Plug-ins for 3D Polygon Modeler Metasequoia (http://www.metaseq.net/metaseq/index.html):
http://www.imasy.or.jp/~imae/kagaku/itokawa.htm
http://wanderer.jp/metasequoia/index.html

Celestia data (converted by Chris):
http://www.shatters.net/forum/viewtopic.php?t=10984

And my recommendation is a Google Earth file provided by Dr. Hirata (Hayabusa Science Team). Itokawa is floating over ISAS biggrin.gif
http://kumano.u-aizu.ac.jp/~naru/Itokawa_slope_over_ISAS.kmz

Enjoy!
CosmicRocker
Thank you, nop. I especially enjoyed Dr. Hirata's kmz file. I was expecting a sample return, but I had no idea the plan was to bring the whole thing back home. smile.gif cool.gif
tty
There are a lot of papers on Hayabusa freely available here:

http://ci.nii.ac.jp/vol_issue/nels/AN10446455_en.html


all in japanese unfortunately....
Stu
Emily,

That pic on the Planetary Society blog showing Itokawa and ISS to the same scale has to be one of the coolest things I have ever, ever seen. Thanks!
ugordan
Just for the fun of it (and increase of the "me too" factor here), here's my go at the cool Hayabusa Earth image. I couldn't resist - there aren't that many interplanetary spacecraft images of Earth and even fewer ones that catch a glimpse of my puny country wink.gif


Big thanks goes to Emily and her raw page for saving me the trouble of getting a FITS plugin!
elakdawalla
You're welcome, Stu smile.gif

One of the many projects on my "to do" list is to continue developing a set of scale images of all kinds of space objects to compare with each other, both manmade and natural.

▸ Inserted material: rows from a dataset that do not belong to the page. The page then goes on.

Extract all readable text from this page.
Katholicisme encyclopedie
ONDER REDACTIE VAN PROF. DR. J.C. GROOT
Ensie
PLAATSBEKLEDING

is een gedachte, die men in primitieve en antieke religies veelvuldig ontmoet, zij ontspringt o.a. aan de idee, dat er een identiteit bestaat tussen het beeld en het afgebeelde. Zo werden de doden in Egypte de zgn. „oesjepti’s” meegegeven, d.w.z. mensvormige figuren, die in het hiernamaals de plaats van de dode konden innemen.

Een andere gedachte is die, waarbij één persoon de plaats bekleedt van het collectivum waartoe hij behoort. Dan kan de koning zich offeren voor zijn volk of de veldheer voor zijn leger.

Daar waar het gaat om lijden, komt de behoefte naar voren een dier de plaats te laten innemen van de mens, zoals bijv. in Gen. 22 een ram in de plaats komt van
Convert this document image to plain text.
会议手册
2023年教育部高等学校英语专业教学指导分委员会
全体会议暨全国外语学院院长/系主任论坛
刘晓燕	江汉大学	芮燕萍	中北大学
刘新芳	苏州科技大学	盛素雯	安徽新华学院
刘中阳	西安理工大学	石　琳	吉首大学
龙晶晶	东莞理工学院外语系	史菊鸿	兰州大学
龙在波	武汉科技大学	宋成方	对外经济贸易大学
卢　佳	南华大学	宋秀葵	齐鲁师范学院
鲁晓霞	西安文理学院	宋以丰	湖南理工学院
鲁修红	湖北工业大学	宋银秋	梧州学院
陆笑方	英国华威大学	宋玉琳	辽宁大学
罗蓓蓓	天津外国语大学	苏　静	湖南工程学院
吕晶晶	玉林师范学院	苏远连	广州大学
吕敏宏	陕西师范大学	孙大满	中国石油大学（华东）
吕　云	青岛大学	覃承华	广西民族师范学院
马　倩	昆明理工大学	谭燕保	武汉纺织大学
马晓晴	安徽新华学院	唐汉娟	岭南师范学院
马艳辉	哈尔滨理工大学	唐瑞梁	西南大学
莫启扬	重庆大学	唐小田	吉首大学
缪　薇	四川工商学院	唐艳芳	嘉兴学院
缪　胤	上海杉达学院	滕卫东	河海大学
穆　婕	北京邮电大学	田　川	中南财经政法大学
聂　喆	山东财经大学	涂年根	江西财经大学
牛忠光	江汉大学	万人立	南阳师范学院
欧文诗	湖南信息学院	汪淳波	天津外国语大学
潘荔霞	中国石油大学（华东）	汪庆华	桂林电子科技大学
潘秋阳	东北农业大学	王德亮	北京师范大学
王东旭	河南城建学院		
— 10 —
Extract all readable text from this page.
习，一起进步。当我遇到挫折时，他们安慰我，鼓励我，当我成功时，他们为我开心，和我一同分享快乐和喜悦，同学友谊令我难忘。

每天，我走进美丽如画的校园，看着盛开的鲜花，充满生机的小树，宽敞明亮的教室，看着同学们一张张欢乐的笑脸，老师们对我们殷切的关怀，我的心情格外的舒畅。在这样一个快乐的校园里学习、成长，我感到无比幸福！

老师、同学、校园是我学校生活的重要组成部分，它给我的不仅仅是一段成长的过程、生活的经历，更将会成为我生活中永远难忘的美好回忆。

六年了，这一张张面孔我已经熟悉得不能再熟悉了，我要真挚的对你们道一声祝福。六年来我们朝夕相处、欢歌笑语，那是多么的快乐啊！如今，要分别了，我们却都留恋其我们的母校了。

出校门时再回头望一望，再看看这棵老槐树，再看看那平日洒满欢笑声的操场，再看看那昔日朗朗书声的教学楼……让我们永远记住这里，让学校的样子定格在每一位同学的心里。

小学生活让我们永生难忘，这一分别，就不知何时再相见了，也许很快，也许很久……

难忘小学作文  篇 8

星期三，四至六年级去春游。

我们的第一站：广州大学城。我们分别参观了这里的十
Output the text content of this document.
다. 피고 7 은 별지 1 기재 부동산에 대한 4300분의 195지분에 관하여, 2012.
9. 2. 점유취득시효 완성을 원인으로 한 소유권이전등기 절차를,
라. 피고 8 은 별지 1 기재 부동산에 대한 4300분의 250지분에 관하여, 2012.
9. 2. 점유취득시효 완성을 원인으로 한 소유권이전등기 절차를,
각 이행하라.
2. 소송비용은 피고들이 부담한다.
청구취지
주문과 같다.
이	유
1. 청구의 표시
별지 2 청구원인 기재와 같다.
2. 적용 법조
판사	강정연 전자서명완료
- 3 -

Itokawa and the ISS will help bridge from the natural objects to the manmade ones. I've got a set of images at many scales for the largest 50 or so objects in the solar system -- now I need to work my way down.

--Emily
lyford
Emily - I can't wait to see the Whole Solar System Catalog in it's finished glory. biggrin.gif

I'm sure you've seen this:

Spaceship Dimensions

But just in case you haven't....

I like how Jeff transitions between different scales - he does have our moon in the mix as well under -2000x.
Tman
Speaking of comparing with each other...
It seems nowadays jetset is able to afford everything rolleyes.gif

Click to view attachment

It's a Mercedes-SL Roadster with 4,530/1,830 meters. I've tried to match it with the 2m scale bar.
It was the only matching car (and woman cool.gif ) image that I could find.
Subaru
I think you've been waiting for this picture:http://spaceinfo.jaxa.jp/hayabusa/photo/im...awa18_large.jpg

JAXA Space Edication Center released "Shouwakusei Tansaki 'Hayabusa' Monogatari" (The Story of 'Hayabusa' Spacecraft).
Though written in Japanese only, its "pictures" page has some famouse pictures like "target marker's light and Hayabusa's shadow".

Enjoy! smile.gif
tedstryk
I have completed my version of Hayabusa's best moon image. I know I am a little late the party with this, but it took me a while to tease anything out of it.